“I know, lover,” she said. “Leave it to Bertha. She’ll take care of it.”
The ambulance man put an arm around my shoulders. “Come on, buddy. Your heart is taking an awful beating. You got quite a dose of gas. If you could only smell your own breath, you’d realize it. You smell like a gas house.”
I went down to the ambulance. Strained, white faces in the lobby eyed me as though I’d been some alien creature. I stretched out on the cot in the ambulance. I felt a needle prick my arm, and heard the scream of the siren.
After a while I began to feel better and realized that the ambulance was the safest place for me — that and the receiving hospital. The police were looking for me in too many different places on too many different charges.
Chapter Fourteen
Bertha Cool called on me in the receiving hospital. “I have a cab waiting, lover, any time you feel like trying to leave. How are you?”
The nurse looked at my chart and said, “He’s suffering from a general run-down condition as well as the shock and the gas.”

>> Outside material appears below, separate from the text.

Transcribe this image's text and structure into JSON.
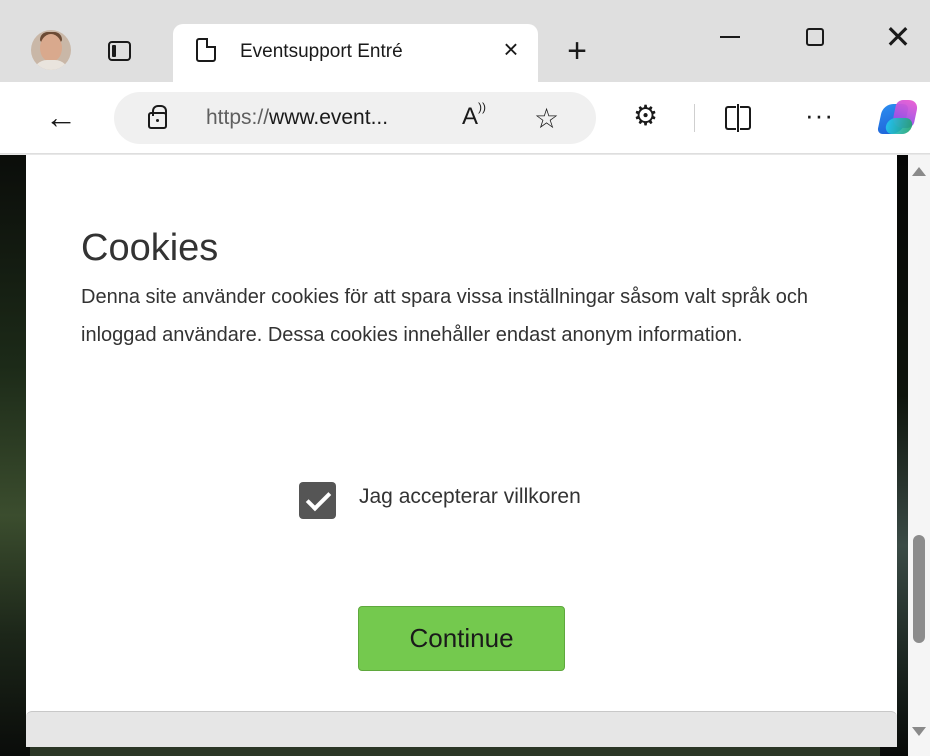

Bertha said, “It’s no wonder. Poor boy. He’s been working twenty-four hours a day, and he isn’t built for it.”
The nurse said to me, “You must take things easier.” I said, “I’m better now. I think I can leave.” The nurse said, “Just a minute. I’ll get the doctor’s permission.”
She walked down the corridor. I heard the whir of a telephone dial, and then she started talking, saying something in a low voice which I couldn’t understand.